Enfin l'attention du Médiateur est également attirée sur des difficultés liées à la reconnaissance de la nationalité française.

En France, les greffiers en chef des tribunaux sont compétents pour reconnaître la nationalité française à ceux qui s'en prévalent. Il s'agit là d'une compétence administrative, le refus de délivrance d'un certificat de nationalité étant susceptible de recours gracieux devant le garde des sceaux, ministre de la justice.
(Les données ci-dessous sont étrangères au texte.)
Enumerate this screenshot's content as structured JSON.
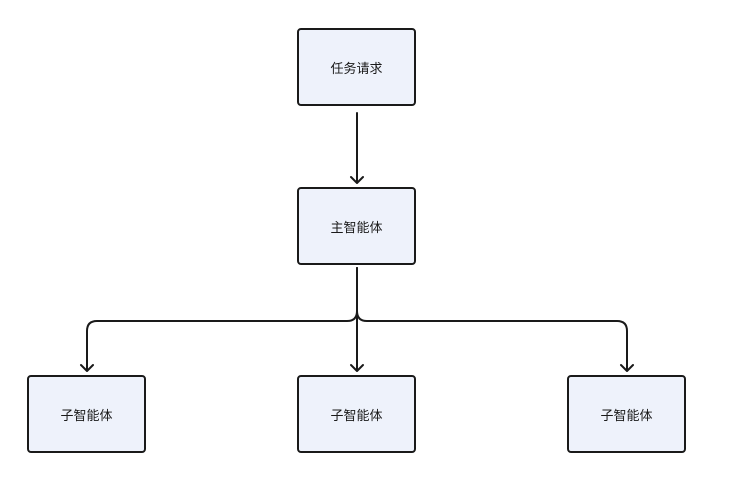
{
  "nodes": {
    "task_request": "任务请求",
    "main_agent": "主智能体",
    "sub_agents": [
      "子智能体",
      "子智能体",
      "子智能体"
    ]
  },
  "edges": [
    {
      "from": "任务请求",
      "to": "主智能体"
    },
    {
      "from": "主智能体",
      "to": "子智能体 (1)"
    },
    {
      "from": "主智能体",
      "to": "子智能体 (2)"
    },
    {
      "from": "主智能体",
      "to": "子智能体 (3)"
    }
  ]
}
Une volonté déjà ancienne se manifeste d'assurer à ceux qui sont destinataires d'un certificat de nationalité un maximum de sécurité, ceci afin d'éviter que ce document puisse par la suite être remis en cause.

Ce souci légitime de sécurité est à l'origine de délais très longs pour obtenir la délivrance d'un certificat de nationalité; les intéressés ne le comprennent pas toujours. Le Médiateur peut alors faciliter l'instruction des dossiers.

Enfin, la complexité de la combinaison des règles applicables à une personne qui sollicite la délivrance d'un certificat de nationalité française peut être source d'appréciation inexacte ou de dysfonctionnements qui justifieront l'intervention du Médiateur.

En conclusion, seule une approche pragmatique, consistant à analyser la nature de l'intervention demandée au Médiateur de la République et sa " faisabilité " juridique au regard de l'indépendance respective du Médiateur et des juridictions, permet de savoir si l'intervention sollicitée peut être envisagée.

C'est dans cet esprit et grâce à un comportement de responsabilité que les médiateurs successifs ont réussi, chacun à sa manière, sans heurter l'ordonnancement juridictionnel qui est le nôtre, à apporter aux citoyens un complément de garanties, face aux pouvoirs de l'Administration.